Le contrat social: héritage des Lumières

14 - Octobre - 2016

Contre les phénomènes d’exclusion qui gangrènent notre pays, les évêques de France invitent à refonder notre pacte social, se référant à Jean-Jacques Rousseau, auteur en 1762 du Contrat social.
« Dans une société où l’individu et non le collectif est devenu la référence », les évêques de France entendent bousculer les consciences et alerter sur « la situation de tous ceux qui, d’une manière ou d’une autre, ne se sentent plus partie au contrat ».

Renouer avec l’esprit des Lumières en cette année électorale déjà alourdie par les polémiques identitaires suffit à apporter un peu de hauteur au débat politique. Mais c’est en relisant l’ouvrage de Jean-Jacques Rousseau que l’on peut prendre la mesure de cet appel.

S’il n’invente pas la théorie du contrat social, formulée dès le XVIIe siècle, notamment chez les auteurs anglais Thomas Hobbes et John Locke, Jean-Jacques Rousseau en fait le titre de son ouvrage et développe une pensée en rupture avec ses prédécesseurs.

Liberté naturelle contre liberté sociale

Leur question, elle, est commune : comment rendre concevable la soumission au souverain ? Pour tenter une réponse à cette interrogation aux allures révolutionnaires sous l’Ancien Régime – l’ouvrage de Rousseau sera interdit en France, au Pays-Bas, à Genève et à Berne –, le philosophe pense le contrat qui fait passer l’homme de l’état de nature à l’état social.

> Lire aussi : Éloge de l’invention politique

Refusant l’idée que l’individu se soumette en aliénant sa liberté, Rousseau cherche « une forme d’association par laquelle chacun s’unissant à tous n’obéisse pourtant qu’à lui-même et reste aussi libre qu’auparavant ». C’est ainsi l’égalité de l’abandon consenti par tous qui permet à chacun de conserver sa qualité d’homme.

En cédant la liberté naturelle qu’il partage avec l’ensemble des êtres vivants, le citoyen gagne la liberté sociale, définie comme la jouissance des droits garantis par la loi qu’il s’est lui-même donnée. « Chacun se donnant tout entier, la condition est égale pour tous, et la condition étant égale pour tous, nul n’a intérêt à la rendre onéreuse aux autres », écrit-il encore. Ce contrat social donne naissance au pouvoir souverain, constitué par la volonté des citoyens, que Rousseau nomme la volonté générale.
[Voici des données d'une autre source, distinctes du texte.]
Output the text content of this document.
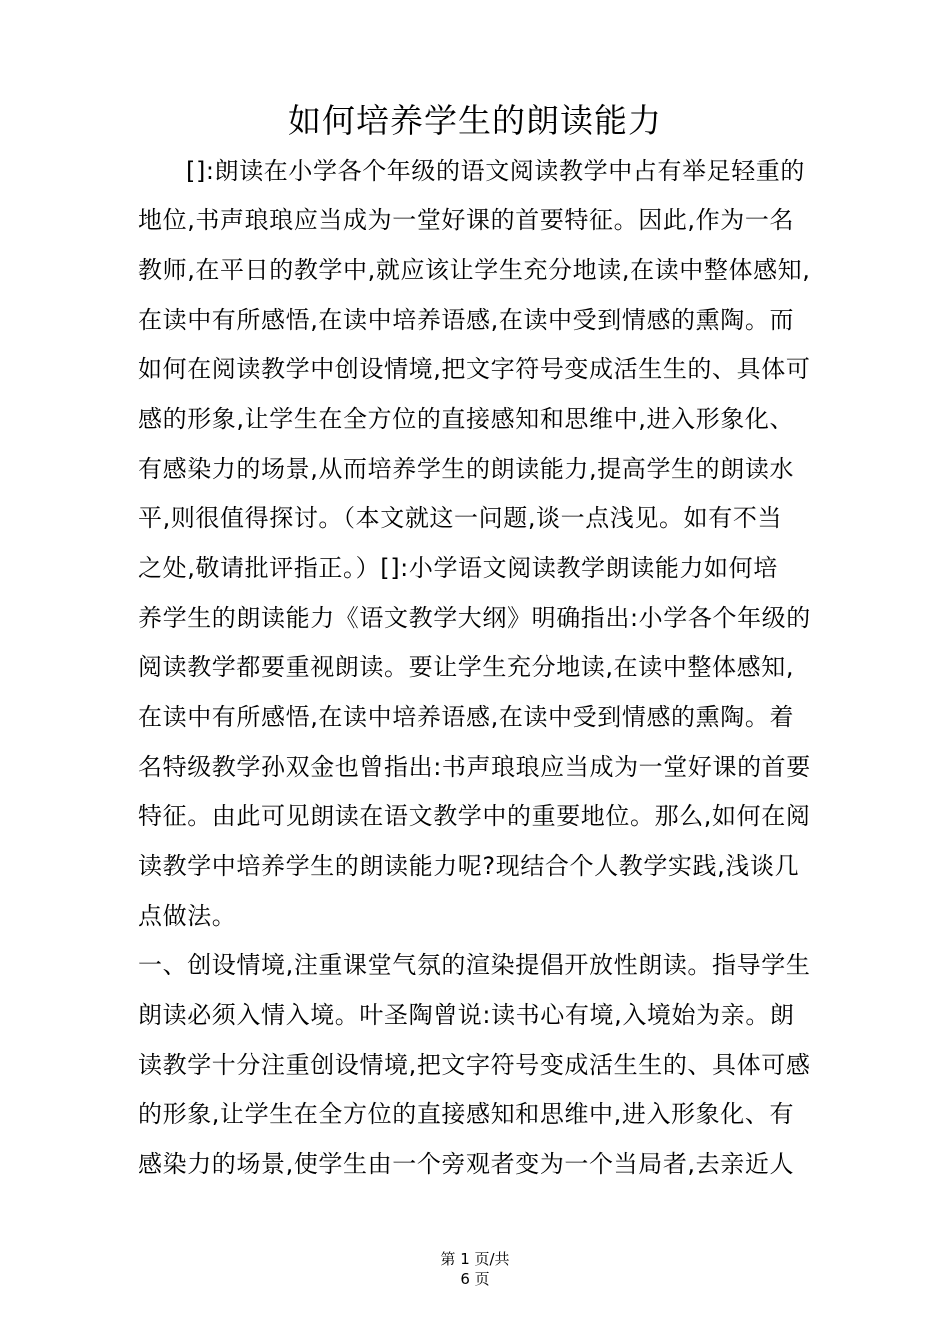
如何培养学生的朗读能力
[]:朗读在小学各个年级的语文阅读教学中占有举足轻重的
地位,书声琅琅应当成为一堂好课的首要特征。因此,作为一名
教师,在平日的教学中,就应该让学生充分地读,在读中整体感知,
在读中有所感悟,在读中培养语感,在读中受到情感的熏陶。而
如何在阅读教学中创设情境,把文字符号变成活生生的、具体可
感的形象,让学生在全方位的直接感知和思维中,进入形象化、
有感染力的场景,从而培养学生的朗读能力,提高学生的朗读水
平,则很值得探讨。（本文就这一问题,谈一点浅见。如有不当
之处,敬请批评指正。）[]:小学语文阅读教学朗读能力如何培
养学生的朗读能力《语文教学大纲》明确指出:小学各个年级的
阅读教学都要重视朗读。要让学生充分地读,在读中整体感知,
在读中有所感悟,在读中培养语感,在读中受到情感的熏陶。着
名特级教学孙双金也曾指出:书声琅琅应当成为一堂好课的首要
特征。由此可见朗读在语文教学中的重要地位。那么,如何在阅
读教学中培养学生的朗读能力呢?现结合个人教学实践,浅谈几
点做法。
一、创设情境,注重课堂气氛的渲染提倡开放性朗读。指导学生
朗读必须入情入境。叶圣陶曾说:读书心有境,入境始为亲。朗
读教学十分注重创设情境,把文字符号变成活生生的、具体可感
的形象,让学生在全方位的直接感知和思维中,进入形象化、有
感染力的场景,使学生由一个旁观者变为一个当局者,去亲近人
第 1 页/共
6 页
Le contrat social, « idéal miné par les injustices et les inégalités »

Ce rapide retour sur le texte fondateur du Contrat social permet de mieux mesurer la résonance que lui offrent les évêques de France aujourd’hui. Pour que le corps politique existe, analyse ainsi le philosophe Florent Guénard (1), « il faut que l’union de ses membres soit réelle (c’est ce qui distingue une association d’une simple agrégation) » et qu’elle repose sur ce « contrat social par lequel chacun s’engage envers tous ».
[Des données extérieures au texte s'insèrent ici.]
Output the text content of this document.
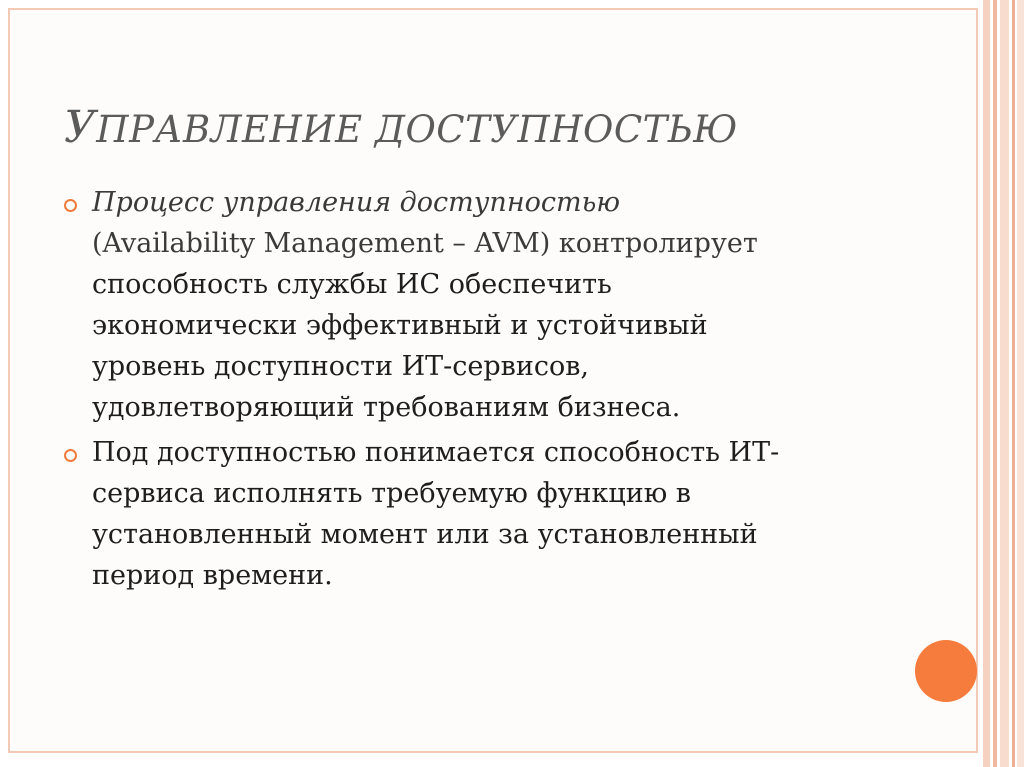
УПРАВЛЕНИЕ ДОСТУПНОСТЬЮ
Процесс управления доступностью
(Availability Management – AVM) контролирует
способность службы ИС обеспечить
экономически эффективный и устойчивый
уровень доступности ИТ-сервисов,
удовлетворяющий требованиям бизнеса.
Под доступностью понимается способность ИТ-
сервиса исполнять требуемую функцию в
установленный момент или за установленный
период времени.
La précarité et le sentiment d’injustice croissants dans notre pays signent dès lors la fragilité de la société tout autant que celle des individus les plus vulnérables. « Il existe une ambiguïté constitutive du Contrat social dont nous sommes encore les héritiers, renchérit le philosophe Guillaume Le Blanc. D’un côté, il est un idéal. Mais de l’autre, il est aussi un fait, celui de vivre ensemble, qui est miné par les injustices, les inégalités qui se creusent et le risque de séparation d’une partie du corps politique. »

 

Que devient le contrat social lorsque « les valeurs républicaines de “liberté, égalité, fraternité”, brandies de manière incantatoire, semblent sonner creux pour beaucoup de nos contemporains sur le sol national ? » questionnent les évêques de France. Appeler à le refonder, c’est alors affirmer que l’exclusion, comme la perte d’égalité, de liberté et de dignité n’est pas seulement une question de charité chrétienne mais engage notre avenir politique. Et qu’à ce titre, elle ne doit pas nous interpeller qu’individuellement mais collectivement.

Béatrice Bouniol
(1) La démocratie universelle, de Florent Guénard, Seuil, 16,99 €, 2016.